There are events every single night --- not just one, SEVERAL. There's always something to do, and I didn't realize how exciting life can be in college, but there's always that little voice in the back of my head reminding me to do work ;) I'm not a party person, and I honestly don't look forward to going to a college party anytime soon, but I am looking forward to all of the performances, cultural events, hall bonding trips to come.
I can't even begin to describe how devastated I was, when I had to leave my brother at home. The day and morning before moving in was filled with anxiety, nervousness, curiosity, fear, and a bit of excitement. I kept dreading the homesickness that would come, but looking back on this past week, I've only truly felt homesick for about 2-3 days, and that feeling didn't last long each time. I was talking to a friend, and she and I agreed that homesickness is a transient feeling; you really don't feel it most of the time, but all of a sudden, the feelings might rush in and you'll feel homesick all at once. But since that third day or so, I haven't really felt "homesick", probably because I can't stop smiling every time I look at something in this school -- whether it be a chair in the lounge, the beautiful trees around me, a building....the excitement and pure joy that comes with being here surpasses everything. Don't worry Mom, I miss you guys --- but it's not like when I went to Disney this past spring. I had an amazing time at Disney with my friends, but mostly due to a few complications that arose, I kept missing my family and wishing that they could experience everything with me.
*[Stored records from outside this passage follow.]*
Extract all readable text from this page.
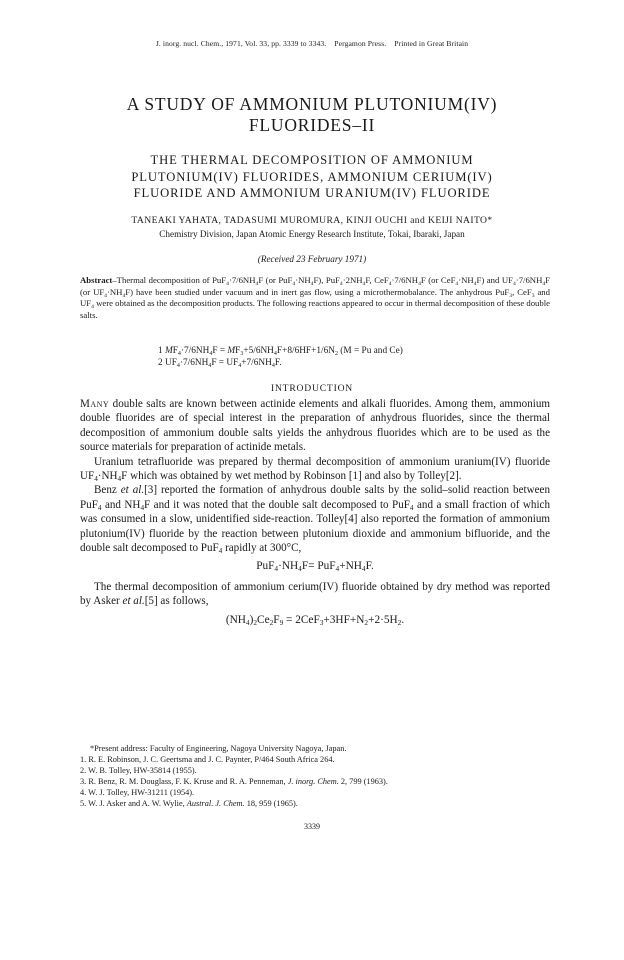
J. inorg. nucl. Chem., 1971, Vol. 33, pp. 3339 to 3343. Pergamon Press. Printed in Great Britain
A STUDY OF AMMONIUM PLUTONIUM(IV)
FLUORIDES–II
THE THERMAL DECOMPOSITION OF AMMONIUM
PLUTONIUM(IV) FLUORIDES, AMMONIUM CERIUM(IV)
FLUORIDE AND AMMONIUM URANIUM(IV) FLUORIDE
TANEAKI YAHATA, TADASUMI MUROMURA, KINJI OUCHI and KEIJI NAITO*
Chemistry Division, Japan Atomic Energy Research Institute, Tokai, Ibaraki, Japan
(Received 23 February 1971)
Abstract–Thermal decomposition of $PuF_4\cdot 7/6NH_4F$ (or $PuF_4\cdot NH_4F$), $PuF_4\cdot 2NH_4F$, $CeF_4\cdot 7/6NH_4F$ (or $CeF_4\cdot NH_4F$) and $UF_4\cdot 7/6NH_4F$ (or $UF_4\cdot NH_4F$) have been studied under vacuum and in inert gas flow, using a microthermobalance. The anhydrous PuF$_3$, CeF$_3$ and $UF_4$ were obtained as the decomposition products. The following reactions appeared to occur in thermal decomposition of these double salts.
1 $MF_4\cdot 7/6NH_4F = MF_3+5/6NH_4F+8/6HF+1/6N_2$ (M = Pu and Ce)
2 $UF_4\cdot 7/6NH_4F = UF_4+7/6NH_4F$.
INTRODUCTION

Many double salts are known between actinide elements and alkali fluorides. Among them, ammonium double fluorides are of special interest in the preparation of anhydrous fluorides, since the thermal decomposition of ammonium double salts yields the anhydrous fluorides which are to be used as the source materials for preparation of actinide metals.

Uranium tetrafluoride was prepared by thermal decomposition of ammonium uranium(IV) fluoride $UF_4\cdot NH_4F$ which was obtained by wet method by Robinson [1] and also by Tolley[2].

Benz et al.[3] reported the formation of anhydrous double salts by the solid–solid reaction between PuF$_4$ and $NH_4F$ and it was noted that the double salt decomposed to PuF$_4$ and a small fraction of which was consumed in a slow, unidentified side-reaction. Tolley[4] also reported the formation of ammonium plutonium(IV) fluoride by the reaction between plutonium dioxide and ammonium bifluoride, and the double salt decomposed to PuF$_4$ rapidly at 300°C,

$PuF_4\cdot NH_4F= PuF_4+NH_4F$.

The thermal decomposition of ammonium cerium(IV) fluoride obtained by dry method was reported by Asker et al.[5] as follows,

$(NH_4)_2Ce_2F_9 = 2CeF_3+3HF+N_2+2\cdot 5H_2$.

*Present address: Faculty of Engineering, Nagoya University Nagoya, Japan.

1. R. E. Robinson, J. C. Geertsma and J. C. Paynter, P/464 South Africa 264.

2. W. B. Tolley, HW-35814 (1955).

3. R. Benz, R. M. Douglass, F. K. Kruse and R. A. Penneman, J. inorg. Chem. 2, 799 (1963).

4. W. J. Tolley, HW-31211 (1954).

5. W. J. Asker and A. W. Wylie, Austral. J. Chem. 18, 959 (1965).

3339
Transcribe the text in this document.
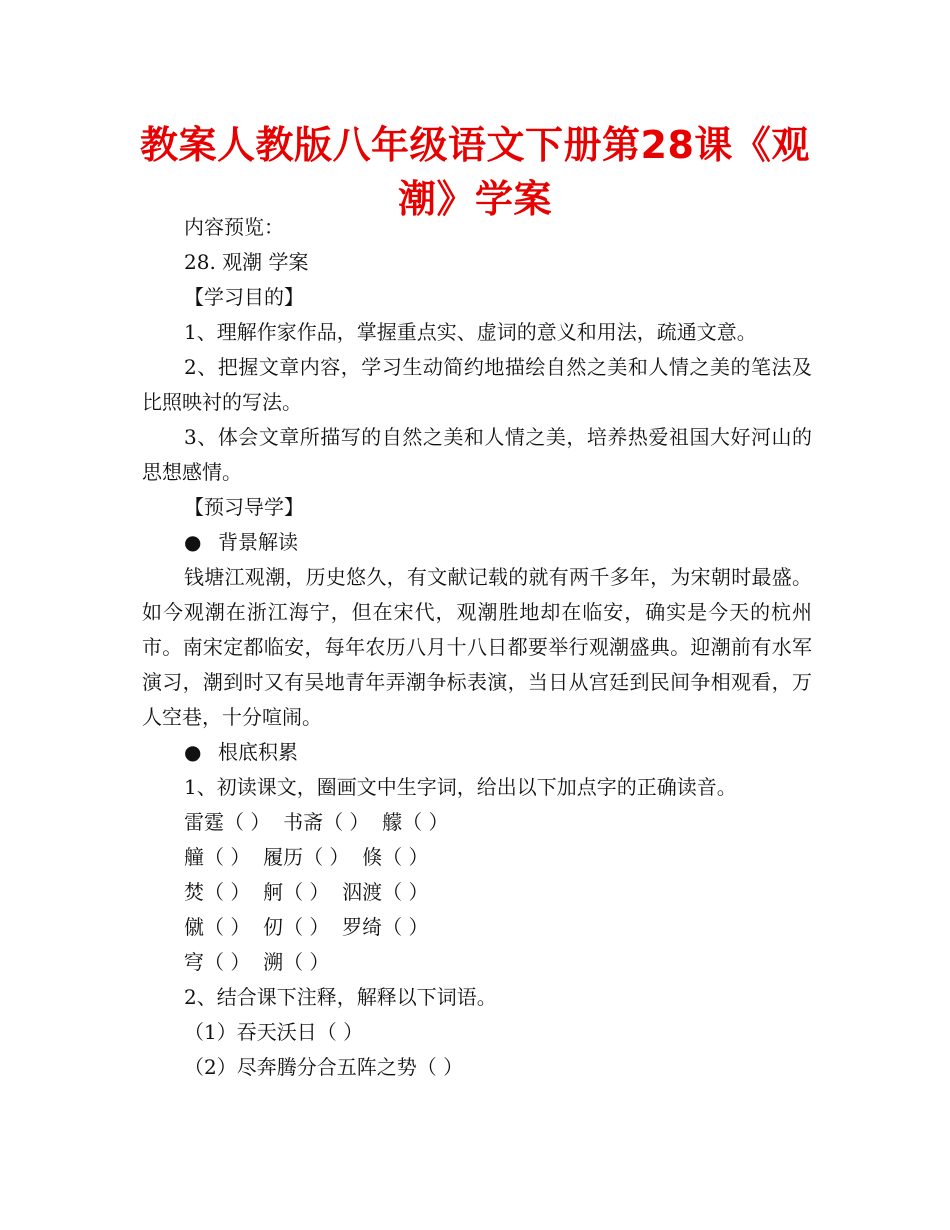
教案人教版八年级语文下册第28课《观潮》学案
内容预览：
28. 观潮 学案
【学习目的】

1、理解作家作品，掌握重点实、虚词的意义和用法，疏通文意。

2、把握文章内容，学习生动简约地描绘自然之美和人情之美的笔法及比照映衬的写法。

3、体会文章所描写的自然之美和人情之美，培养热爱祖国大好河山的思想感情。

【预习导学】
● 背景解读

钱塘江观潮，历史悠久，有文献记载的就有两千多年，为宋朝时最盛。如今观潮在浙江海宁，但在宋代，观潮胜地却在临安，确实是今天的杭州市。南宋定都临安，每年农历八月十八日都要举行观潮盛典。迎潮前有水军演习，潮到时又有吴地青年弄潮争标表演，当日从宫廷到民间争相观看，万人空巷，十分喧闹。

● 根底积累
1、初读课文，圈画文中生字词，给出以下加点字的正确读音。
雷霆（ ）  书斋（ ）  艨（ ）
艟（ ）  履历（ ）  倏（ ）
焚（ ）  舸（ ）  泅渡（ ）
僦（ ）  仞（ ）  罗绮（ ）
穹（ ）  溯（ ）
2、结合课下注释，解释以下词语。
（1）吞天沃日（ ）
（2）尽奔腾分合五阵之势（ ）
While I constantly send my brother videos and photos of everything --- from my food to the library's magical "Harry Potter-esque" moving shelves --- and wish that my family could see the amazing things I see, I don't have the urge to call home everyday because I'm sad. I've called home a couple times, not only to say hello, but to tell them all about the exciting day that I had. With that being said, let's talk about the length of the days here:
Granted, this past week was full of orientation related activities, so we were extremely busy (I'm talking about only having one hour to completely unpack on the day we got here and only having the time to organize in between activities). However, while I always thought that I'd continue sleeping at 10 pm like I used to, that bedtime has become much more fluid. There's just so many things to do in one day that there really isn't enough time, and I find myself sleeping around 11:30 more often (this might also be due to the fact that it's really really really nice to just sit around, talking to hallmates in the lounge before bed). It's not a bad thing though -- I don't feel as tired as I used to, if I slept late. I think being so exhausted from the day's activities makes me sleep relatively "well", while waking up makes me so excited to see what the day offers. So it's true, college kids sleep "later" (then again, it really depends on your definition of "late").